Claude Code includes automation capabilities that allow predefined actions to run when a session begins. Check Point Research demonstrated that this mechanism could be abused to execute arbitrary shell commands automatically upon tool initialization.

In practice, this means that simply opening a malicious repository could trigger hidden execution on a developer’s machine – without any additional interaction beyond launching the project.

2. MCP User Consent Bypass

Claude Code integrates with external tools via the Model Context Protocol (MCP), enabling additional services to be initialized when a project is opened. Although warning prompts were designed to require explicit user approval, researchers found that repository-controlled configuration settings could override these safeguards. As a result, execution could occur:

  • Before the user granted consent
  • Without meaningful visibility into what was being initialized
  • Despite built-in trust prompts intended to prevent such behavior

When code runs before trust is established, the control model is inverted – shifting authority from the user to repository-defined configuration and expanding the AI-driven attack surface.

This issue was assigned CVE-2025-59536.

3. API Key Theft Before Trust Confirmation

Claude Code communicates with Anthropic’s services using an API key, transmitted with each authenticated request. By manipulating a repository-controlled configuration setting, researchers demonstrated that API traffic , including the full authorization header, could be redirected to an attacker-controlled server before the user confirmed trust in the project directory. This meant that simply opening a malicious repository could:

  • Exfiltrate a developer’s active API key
  • Redirect authenticated API traffic to external infrastructure
  • Capture credentials before any trust decision was made

In collaborative AI environments, a single compromised key can become a gateway to broader enterprise exposure.

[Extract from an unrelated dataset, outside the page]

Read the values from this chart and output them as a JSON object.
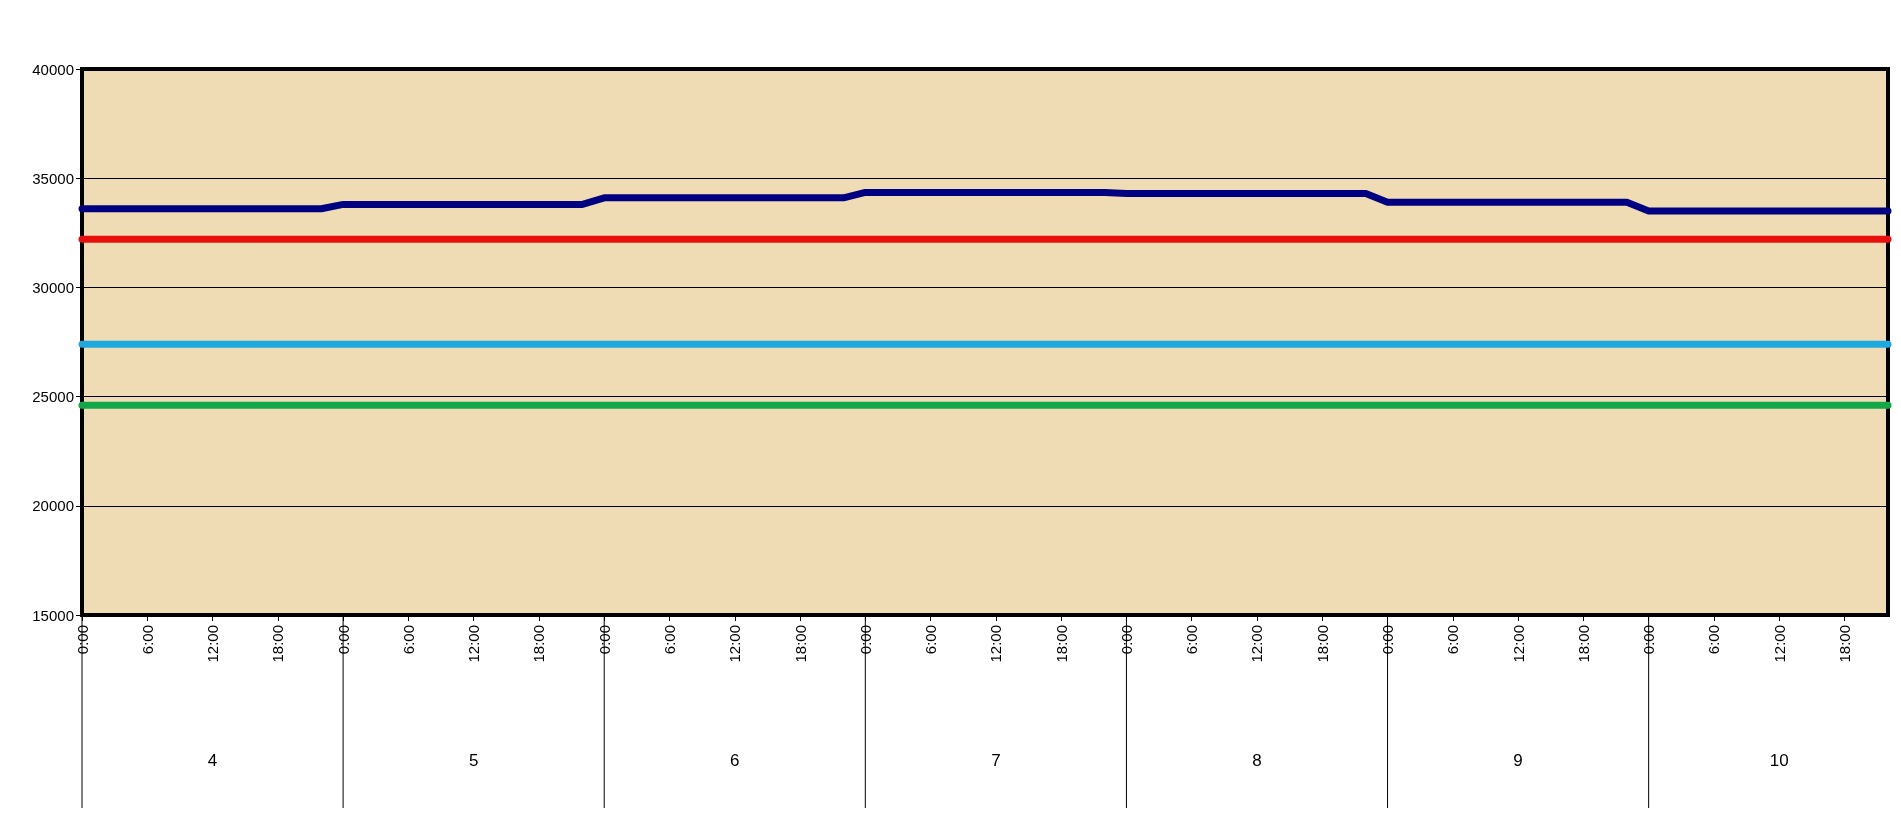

This issue was assigned CVE-2026-21852.


Why the API Key Exposure Mattered

Anthropic’s API includes a feature called Workspaces, which allows multiple API keys to share access to project files stored in the cloud.

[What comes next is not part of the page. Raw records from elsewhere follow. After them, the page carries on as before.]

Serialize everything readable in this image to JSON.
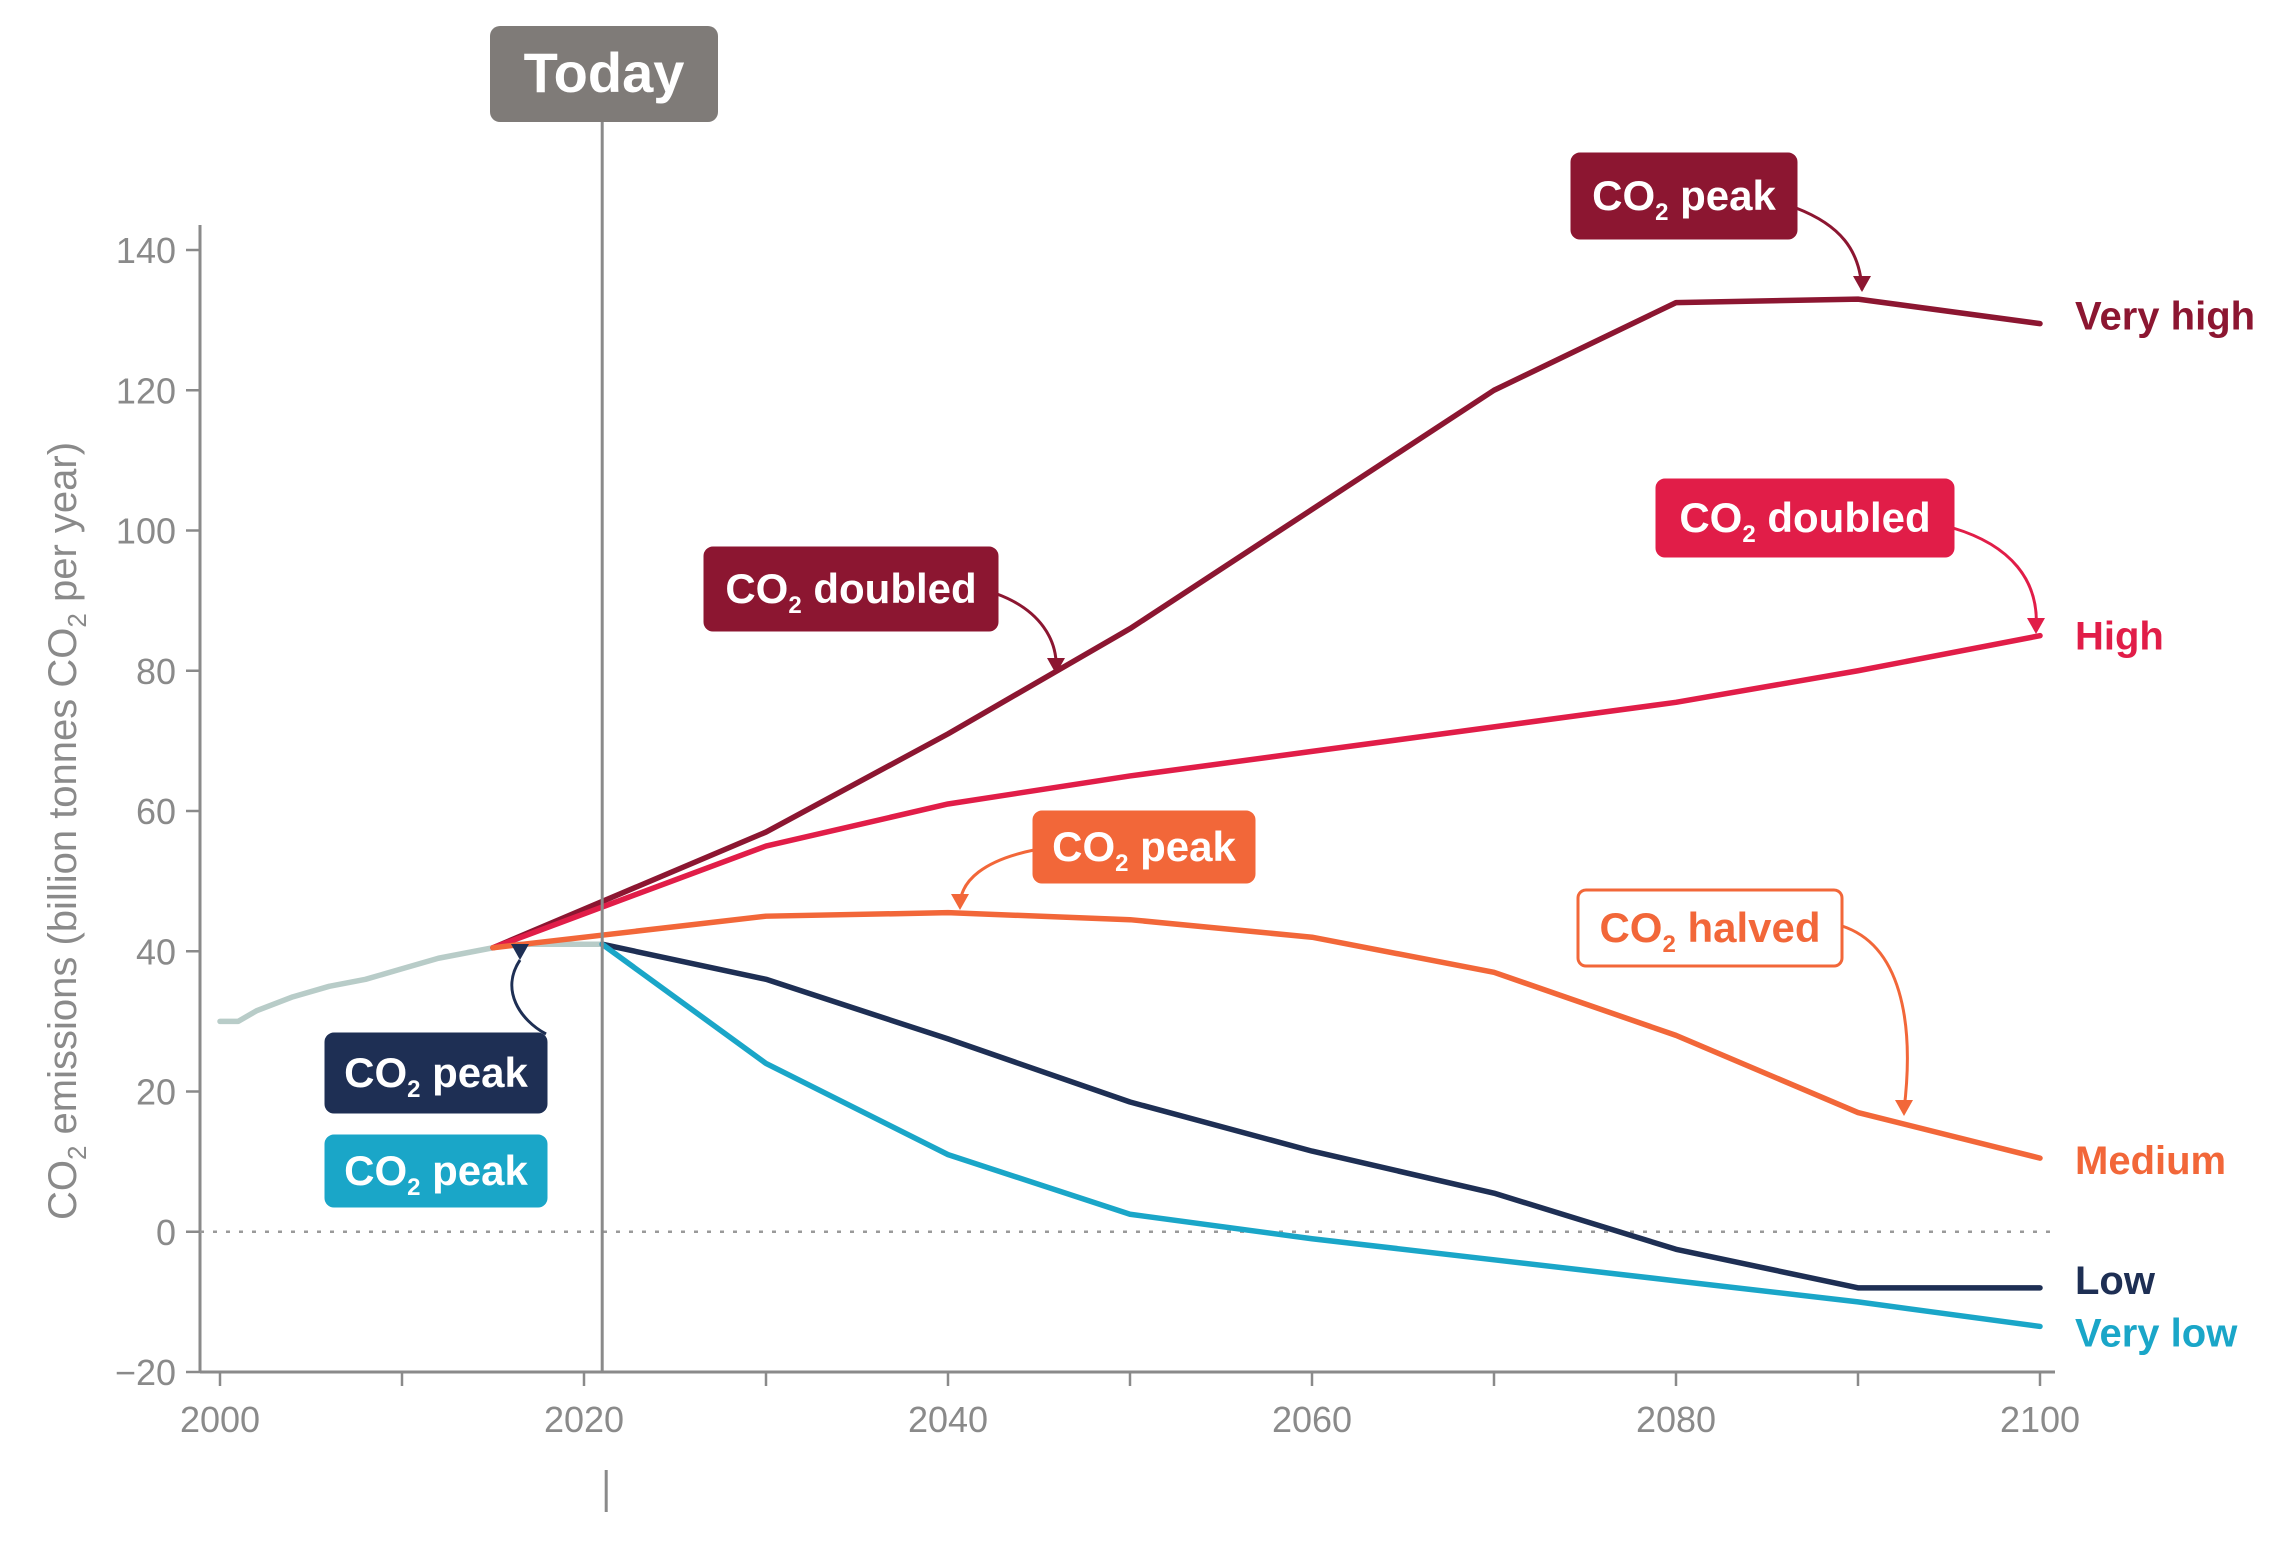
{
  "chart_data": {
    "type": "line",
    "title": "",
    "xlabel": "",
    "ylabel": "CO2 emissions (billion tonnes CO2 per year)",
    "xlim": [
      2000,
      2100
    ],
    "ylim": [
      -20,
      140
    ],
    "x_ticks": [
      2000,
      2020,
      2040,
      2060,
      2080,
      2100
    ],
    "x_minor_ticks": [
      2000,
      2010,
      2020,
      2030,
      2040,
      2050,
      2060,
      2070,
      2080,
      2090,
      2100
    ],
    "y_ticks": [
      -20,
      0,
      20,
      40,
      60,
      80,
      100,
      120,
      140
    ],
    "y_tick_labels": [
      "−20",
      "0",
      "20",
      "40",
      "60",
      "80",
      "100",
      "120",
      "140"
    ],
    "today": {
      "label": "Today",
      "x": 2021
    },
    "historical": {
      "color": "#b8ccc8",
      "x": [
        2000,
        2001,
        2002,
        2004,
        2006,
        2008,
        2010,
        2012,
        2014,
        2016,
        2018,
        2020,
        2021
      ],
      "y": [
        30,
        30,
        31.5,
        33.5,
        35,
        36,
        37.5,
        39,
        40,
        41,
        41,
        41,
        41
      ]
    },
    "series": [
      {
        "name": "Very high",
        "color": "#8c1631",
        "x": [
          2015,
          2030,
          2040,
          2050,
          2060,
          2070,
          2080,
          2090,
          2100
        ],
        "y": [
          40.5,
          57,
          71,
          86,
          103,
          120,
          132.5,
          133,
          129.5
        ]
      },
      {
        "name": "High",
        "color": "#e11d48",
        "x": [
          2015,
          2030,
          2040,
          2050,
          2060,
          2070,
          2080,
          2090,
          2100
        ],
        "y": [
          40.5,
          55,
          61,
          65,
          68.5,
          72,
          75.5,
          80,
          85
        ]
      },
      {
        "name": "Medium",
        "color": "#f26739",
        "x": [
          2015,
          2030,
          2040,
          2050,
          2060,
          2070,
          2080,
          2090,
          2100
        ],
        "y": [
          40.5,
          45,
          45.5,
          44.5,
          42,
          37,
          28,
          17,
          10.5
        ]
      },
      {
        "name": "Low",
        "color": "#1e2f54",
        "x": [
          2021,
          2030,
          2040,
          2050,
          2060,
          2070,
          2080,
          2090,
          2100
        ],
        "y": [
          41,
          36,
          27.5,
          18.5,
          11.5,
          5.5,
          -2.5,
          -8,
          -8
        ]
      },
      {
        "name": "Very low",
        "color": "#1aa6c8",
        "x": [
          2021,
          2030,
          2040,
          2050,
          2060,
          2070,
          2080,
          2090,
          2100
        ],
        "y": [
          41,
          24,
          11,
          2.5,
          -1,
          -4,
          -7,
          -10,
          -13.5
        ]
      }
    ],
    "annotations": [
      {
        "text": "CO",
        "sub": "2",
        "text2": " peak",
        "box_color": "#8c1631",
        "text_color": "#ffffff",
        "outline": false
      },
      {
        "text": "CO",
        "sub": "2",
        "text2": " doubled",
        "box_color": "#e11d48",
        "text_color": "#ffffff",
        "outline": false
      },
      {
        "text": "CO",
        "sub": "2",
        "text2": " doubled",
        "box_color": "#8c1631",
        "text_color": "#ffffff",
        "outline": false
      },
      {
        "text": "CO",
        "sub": "2",
        "text2": " peak",
        "box_color": "#f26739",
        "text_color": "#ffffff",
        "outline": false
      },
      {
        "text": "CO",
        "sub": "2",
        "text2": " halved",
        "box_color": "#ffffff",
        "text_color": "#f26739",
        "outline": true
      },
      {
        "text": "CO",
        "sub": "2",
        "text2": " peak",
        "box_color": "#1e2f54",
        "text_color": "#ffffff",
        "outline": false
      },
      {
        "text": "CO",
        "sub": "2",
        "text2": " peak",
        "box_color": "#1aa6c8",
        "text_color": "#ffffff",
        "outline": false
      }
    ],
    "grid": false,
    "legend": "inline-right"
  }
}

Files are associated with the workspace itself, not a single key.

With a stolen key, an attacker could potentially:

  • Access shared project files
  • Modify or delete cloud-stored data
  • Upload malicious content
  • Generate unexpected API costs

In collaborative AI ecosystems, a single exposed key can scale from individual compromise to team-wide impact. 

A New Supply Chain Risk in AI Tools

These vulnerabilities reflect a broader structural shift in how software supply chains operate. Modern development platforms increasingly rely on repository-based configuration files to automate workflows and streamline collaboration. Traditionally, these files were treated as passive metadata – not as execution logic.

However, as AI-powered tools gain the ability to execute commands, initialize external integrations, and initiate network communication autonomously, configuration files effectively become part of the execution layer. What was once considered operational context now directly influences system behavior.

This fundamentally alters the threat model. The risk is no longer limited to running untrusted code – it now extends to opening untrusted projects. In AI-driven development environments, the supply chain begins not only with source code, but with the automation layers surrounding it.

Remediation and Disclosure

Check Point Research worked closely with Anthropic throughout the disclosure process.

Anthropic implemented fixes that:

  • Strengthened user trust prompts
  • Prevented external tool execution before explicit approval
  • Blocked API communications until after trust confirmation


All reported issues have been resolved prior to public disclosure.

Why This Matters

AI-powered coding tools are rapidly becoming part of enterprise development workflows. Their productivity benefits are significant, but so is the need to reassess traditional security assumptions.

Configuration files are no longer passive settings. They can influence execution, networking, and permissions.

As AI integration deepens, security controls must evolve to match the new trust boundaries.